Bagi Minami, Avalon tak ubahnya seorang kakak. Dulu waktu pertama kali Minami bertemu Avalon, lelaki itu baru saja patah hati. Dan Avalon minta dicium untuk melupakan rasa sakit hatinya dan juga kenangannya tentang putri yang berambut keemasan itu.
Namun Minami menolak. Bagi Minami, kenangan tentang orang yang dicintai nggak boleh hilang begitu saja. Kenangan itu akan membuat hidup kita ke depannya menjadi penuh warna dan karena rasa sakit hati karena cinta bisa membuat kita semakin kuat. Maka Minami meminta Avalon bertahan dengan rasa sakitnya.

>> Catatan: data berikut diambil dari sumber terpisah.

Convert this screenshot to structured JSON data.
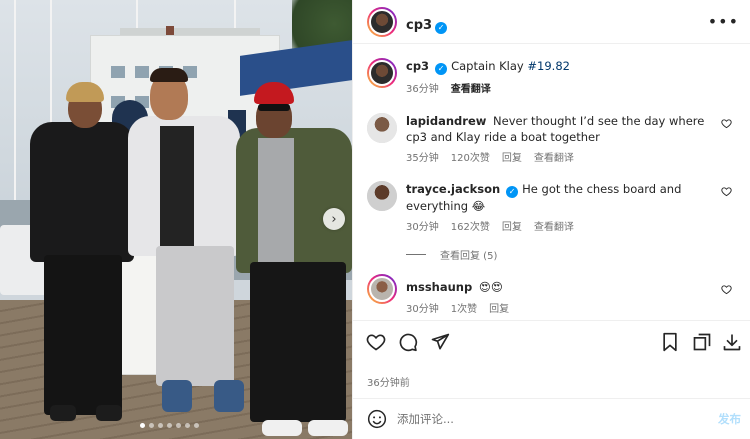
{
  "post": {
    "author": "cp3",
    "caption_text": "Captain Klay ",
    "caption_tag": "#19.82",
    "caption_age": "36分钟",
    "see_translation": "查看翻译",
    "posted_ago": "36分钟前"
  },
  "media": {
    "carousel_count": 7,
    "carousel_active_index": 0
  },
  "comments": [
    {
      "username": "lapidandrew",
      "verified": false,
      "text": "Never thought I’d see the day where cp3 and Klay ride a boat together",
      "age": "35分钟",
      "likes": "120次赞",
      "reply": "回复",
      "translate": "查看翻译"
    },
    {
      "username": "trayce.jackson",
      "verified": true,
      "text": "He got the chess board and everything 😂",
      "age": "30分钟",
      "likes": "162次赞",
      "reply": "回复",
      "translate": "查看翻译",
      "view_replies": "查看回复 (5)"
    },
    {
      "username": "msshaunp",
      "verified": false,
      "text": "😍😍",
      "age": "30分钟",
      "likes": "1次赞",
      "reply": "回复"
    }
  ],
  "composer": {
    "placeholder": "添加评论...",
    "post_label": "发布"
  },
  "icons": {
    "more": "more-icon",
    "like": "heart-icon",
    "comment": "comment-icon",
    "share": "send-icon",
    "save": "bookmark-icon",
    "embed": "copy-icon",
    "download": "download-icon",
    "emoji": "emoji-icon",
    "next": "chevron-right-icon"
  },
  "colors": {
    "verified": "#0095f6",
    "hashtag": "#00376b",
    "muted": "#737373",
    "post_disabled": "#b2dffc"
  }
}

Alih-alih membuat Avalon melupakan kenangannya, Minami malah mengekori Avalon dan memaksanya untuk menjadikan dia permaisuri. Alasannya sederhana. Minami tak ingin hidup sengsara dan dia ingin hidup di istana yang banyak makanan.
Avalon pun setuju mengajak Minami ke istana. Bukan karena dia mau menjadikan Minami permaisuri, tapi karena dia nggak tahan dipukuli terus sama Minami yang merengek minta diajak ke istana.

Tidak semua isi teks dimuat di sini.